I find the cover of the latest Atlantic quite important, signaling a new shift (and deterioration) in the perception of George Bush.
Initially, the justification for going to war, among other deceptive acts, was framed by mass media in terms of expedience and cunning. Then, as the war slogged on and Bush was further revealed by the Katrina disaster, untruth was expressed as a more psychological phenomenon — as stubbornness or denial.
The layout here extends that line. This conceptualization moves beyond pop-psychology, ushering in a more serious, black-and-white, moral/ethical (and even “that close” to legal) context in which to consider and judge this President and Presidency.
If accusatory, Bush’s license to lie (at least, up to now) keeps this cover a good arm’s length from Nixon territory. Consequently, the magazine builds in a buffer by textually pulling its punch.
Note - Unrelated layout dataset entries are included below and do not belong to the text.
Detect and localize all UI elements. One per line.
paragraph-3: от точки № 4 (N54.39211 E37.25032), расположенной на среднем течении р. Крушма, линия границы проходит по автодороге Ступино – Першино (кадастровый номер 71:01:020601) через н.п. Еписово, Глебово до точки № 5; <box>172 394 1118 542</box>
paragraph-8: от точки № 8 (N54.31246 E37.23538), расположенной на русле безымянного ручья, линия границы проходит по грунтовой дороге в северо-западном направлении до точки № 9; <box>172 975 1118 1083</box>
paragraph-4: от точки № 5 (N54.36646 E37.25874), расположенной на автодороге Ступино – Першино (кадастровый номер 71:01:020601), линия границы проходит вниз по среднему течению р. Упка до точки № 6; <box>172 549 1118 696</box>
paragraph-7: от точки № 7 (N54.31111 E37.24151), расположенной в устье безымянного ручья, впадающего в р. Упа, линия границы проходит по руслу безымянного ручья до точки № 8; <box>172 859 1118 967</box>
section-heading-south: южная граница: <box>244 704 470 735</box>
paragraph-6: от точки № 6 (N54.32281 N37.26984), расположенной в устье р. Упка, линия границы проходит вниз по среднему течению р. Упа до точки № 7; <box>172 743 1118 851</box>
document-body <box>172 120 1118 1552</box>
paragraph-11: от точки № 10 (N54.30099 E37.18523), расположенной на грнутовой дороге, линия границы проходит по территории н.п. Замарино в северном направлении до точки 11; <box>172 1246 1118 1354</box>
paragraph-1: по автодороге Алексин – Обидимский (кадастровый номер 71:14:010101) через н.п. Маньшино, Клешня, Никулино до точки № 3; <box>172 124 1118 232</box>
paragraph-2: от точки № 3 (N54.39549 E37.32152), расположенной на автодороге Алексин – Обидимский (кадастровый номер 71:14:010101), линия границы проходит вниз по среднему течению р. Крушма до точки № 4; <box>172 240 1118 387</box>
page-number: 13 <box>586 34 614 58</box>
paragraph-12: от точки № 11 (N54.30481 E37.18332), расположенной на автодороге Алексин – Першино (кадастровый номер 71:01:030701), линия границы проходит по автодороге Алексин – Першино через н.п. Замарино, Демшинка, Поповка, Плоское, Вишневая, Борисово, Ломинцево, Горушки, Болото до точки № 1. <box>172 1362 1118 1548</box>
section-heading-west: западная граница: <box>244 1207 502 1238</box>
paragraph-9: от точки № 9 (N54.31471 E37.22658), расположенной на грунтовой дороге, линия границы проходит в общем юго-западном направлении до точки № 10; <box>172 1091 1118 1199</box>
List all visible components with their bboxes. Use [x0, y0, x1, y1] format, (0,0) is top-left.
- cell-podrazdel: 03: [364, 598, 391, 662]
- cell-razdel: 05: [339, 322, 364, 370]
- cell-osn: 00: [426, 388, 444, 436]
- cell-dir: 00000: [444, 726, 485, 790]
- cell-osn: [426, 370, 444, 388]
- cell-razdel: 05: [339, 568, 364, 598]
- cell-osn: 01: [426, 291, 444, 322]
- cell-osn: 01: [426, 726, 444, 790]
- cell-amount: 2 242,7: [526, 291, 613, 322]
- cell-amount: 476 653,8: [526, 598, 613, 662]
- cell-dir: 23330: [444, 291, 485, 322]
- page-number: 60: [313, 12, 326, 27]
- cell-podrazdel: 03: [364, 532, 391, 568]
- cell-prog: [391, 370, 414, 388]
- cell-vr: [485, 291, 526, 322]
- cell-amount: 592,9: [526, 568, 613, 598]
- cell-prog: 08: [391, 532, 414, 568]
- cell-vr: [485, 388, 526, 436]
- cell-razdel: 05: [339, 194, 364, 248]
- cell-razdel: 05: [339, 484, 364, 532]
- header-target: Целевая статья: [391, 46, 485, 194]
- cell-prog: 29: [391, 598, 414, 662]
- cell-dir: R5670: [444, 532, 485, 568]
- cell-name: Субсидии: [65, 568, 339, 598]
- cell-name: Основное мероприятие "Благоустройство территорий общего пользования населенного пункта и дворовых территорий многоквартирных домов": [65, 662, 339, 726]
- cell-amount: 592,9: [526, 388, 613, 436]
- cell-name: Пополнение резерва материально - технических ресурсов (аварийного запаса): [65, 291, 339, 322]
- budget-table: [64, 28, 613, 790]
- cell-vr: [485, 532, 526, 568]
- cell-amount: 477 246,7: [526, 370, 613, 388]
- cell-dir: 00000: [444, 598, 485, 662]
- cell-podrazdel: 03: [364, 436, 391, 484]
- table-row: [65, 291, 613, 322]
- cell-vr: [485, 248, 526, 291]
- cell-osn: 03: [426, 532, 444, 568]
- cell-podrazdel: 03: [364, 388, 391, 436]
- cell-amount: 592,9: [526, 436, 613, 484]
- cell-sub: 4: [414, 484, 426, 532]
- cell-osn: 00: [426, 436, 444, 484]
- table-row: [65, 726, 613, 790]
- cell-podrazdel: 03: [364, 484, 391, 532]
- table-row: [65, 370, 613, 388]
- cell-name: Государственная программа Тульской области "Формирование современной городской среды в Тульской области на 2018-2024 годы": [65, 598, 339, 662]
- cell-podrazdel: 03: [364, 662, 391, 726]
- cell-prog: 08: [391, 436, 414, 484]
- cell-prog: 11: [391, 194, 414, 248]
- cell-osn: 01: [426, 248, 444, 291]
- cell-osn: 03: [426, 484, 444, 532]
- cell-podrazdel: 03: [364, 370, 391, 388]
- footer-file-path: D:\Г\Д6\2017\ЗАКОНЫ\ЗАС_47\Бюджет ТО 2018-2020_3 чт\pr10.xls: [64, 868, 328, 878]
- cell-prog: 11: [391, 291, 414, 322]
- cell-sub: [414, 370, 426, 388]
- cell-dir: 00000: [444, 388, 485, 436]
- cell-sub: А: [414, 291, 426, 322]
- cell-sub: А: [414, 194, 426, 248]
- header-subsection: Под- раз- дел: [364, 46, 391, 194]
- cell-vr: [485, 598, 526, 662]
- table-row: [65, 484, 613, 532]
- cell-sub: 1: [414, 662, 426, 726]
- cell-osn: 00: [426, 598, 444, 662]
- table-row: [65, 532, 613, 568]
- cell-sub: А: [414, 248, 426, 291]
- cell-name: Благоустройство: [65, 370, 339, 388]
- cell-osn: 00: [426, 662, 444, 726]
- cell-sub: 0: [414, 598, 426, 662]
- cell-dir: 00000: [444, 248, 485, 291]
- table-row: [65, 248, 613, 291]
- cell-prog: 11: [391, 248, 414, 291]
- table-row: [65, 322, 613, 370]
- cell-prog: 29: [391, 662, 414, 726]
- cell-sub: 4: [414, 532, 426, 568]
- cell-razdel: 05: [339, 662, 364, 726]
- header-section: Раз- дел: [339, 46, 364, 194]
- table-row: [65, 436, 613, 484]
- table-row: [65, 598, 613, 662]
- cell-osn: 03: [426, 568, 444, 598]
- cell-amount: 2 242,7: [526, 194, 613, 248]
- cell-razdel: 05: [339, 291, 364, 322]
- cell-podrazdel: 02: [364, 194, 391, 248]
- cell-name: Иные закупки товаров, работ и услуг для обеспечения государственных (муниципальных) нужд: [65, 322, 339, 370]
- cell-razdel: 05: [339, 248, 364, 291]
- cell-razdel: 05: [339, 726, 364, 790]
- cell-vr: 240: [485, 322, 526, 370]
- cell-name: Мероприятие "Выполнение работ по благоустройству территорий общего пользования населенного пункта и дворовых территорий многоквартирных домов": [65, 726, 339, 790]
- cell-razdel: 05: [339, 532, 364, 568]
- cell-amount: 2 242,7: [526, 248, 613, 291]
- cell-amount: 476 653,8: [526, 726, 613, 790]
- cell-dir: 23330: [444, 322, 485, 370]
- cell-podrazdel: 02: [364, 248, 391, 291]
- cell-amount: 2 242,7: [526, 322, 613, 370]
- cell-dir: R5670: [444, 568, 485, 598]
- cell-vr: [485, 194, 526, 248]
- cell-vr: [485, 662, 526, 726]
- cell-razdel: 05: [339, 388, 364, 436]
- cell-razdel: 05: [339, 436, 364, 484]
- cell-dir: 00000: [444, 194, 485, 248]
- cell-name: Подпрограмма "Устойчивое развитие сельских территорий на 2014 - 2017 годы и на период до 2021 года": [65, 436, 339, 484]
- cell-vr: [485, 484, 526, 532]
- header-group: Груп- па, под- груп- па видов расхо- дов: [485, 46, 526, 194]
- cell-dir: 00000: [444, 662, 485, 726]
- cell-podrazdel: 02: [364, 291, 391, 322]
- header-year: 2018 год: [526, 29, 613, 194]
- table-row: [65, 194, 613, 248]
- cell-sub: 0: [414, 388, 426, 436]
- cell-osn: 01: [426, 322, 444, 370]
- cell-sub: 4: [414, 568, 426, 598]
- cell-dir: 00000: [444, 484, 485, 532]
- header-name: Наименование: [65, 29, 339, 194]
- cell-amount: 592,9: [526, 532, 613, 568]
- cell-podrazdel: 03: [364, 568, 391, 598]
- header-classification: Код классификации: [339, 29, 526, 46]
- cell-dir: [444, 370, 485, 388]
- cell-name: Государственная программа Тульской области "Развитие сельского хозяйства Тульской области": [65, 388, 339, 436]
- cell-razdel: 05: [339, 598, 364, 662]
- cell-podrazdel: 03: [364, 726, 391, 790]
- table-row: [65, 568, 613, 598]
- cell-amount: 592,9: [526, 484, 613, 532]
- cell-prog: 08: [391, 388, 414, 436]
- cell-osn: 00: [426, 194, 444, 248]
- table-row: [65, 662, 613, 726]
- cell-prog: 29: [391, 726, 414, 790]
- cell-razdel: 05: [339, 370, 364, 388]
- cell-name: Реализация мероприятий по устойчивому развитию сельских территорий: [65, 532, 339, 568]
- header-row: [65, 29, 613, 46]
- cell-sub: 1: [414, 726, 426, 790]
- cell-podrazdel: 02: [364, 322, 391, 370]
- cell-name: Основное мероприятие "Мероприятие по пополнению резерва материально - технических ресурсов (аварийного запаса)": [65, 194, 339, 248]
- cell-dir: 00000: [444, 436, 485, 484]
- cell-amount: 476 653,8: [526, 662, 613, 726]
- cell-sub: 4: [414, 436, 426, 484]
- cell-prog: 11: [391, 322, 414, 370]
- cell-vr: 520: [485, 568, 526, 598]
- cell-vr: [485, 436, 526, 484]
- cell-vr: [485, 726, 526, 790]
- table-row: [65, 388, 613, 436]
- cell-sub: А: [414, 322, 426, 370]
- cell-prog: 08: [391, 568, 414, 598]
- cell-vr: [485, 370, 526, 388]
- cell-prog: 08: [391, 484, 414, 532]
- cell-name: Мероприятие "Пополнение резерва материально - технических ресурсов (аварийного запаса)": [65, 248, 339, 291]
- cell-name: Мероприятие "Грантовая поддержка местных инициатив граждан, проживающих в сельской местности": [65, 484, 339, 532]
If the visual layout speaks to the world that BUSH is a LIE, the text has two apologist themes, one new and incredibly flimsy (“they all do it”) and the other regressive and incredibly offensive (it’s that “self-denial” thing again, but don’t worry — no matter how felonious the lying, the only one who got hurt was Bush).
Still, coming from a more thoughtful publication, I see this cover ushering in a much starker, more judgmental and also more official and actionable inspection of this Administration. For a White House that has been talking legacy since the beginning, they can expect a lot more hard judgement spelled out in big letters.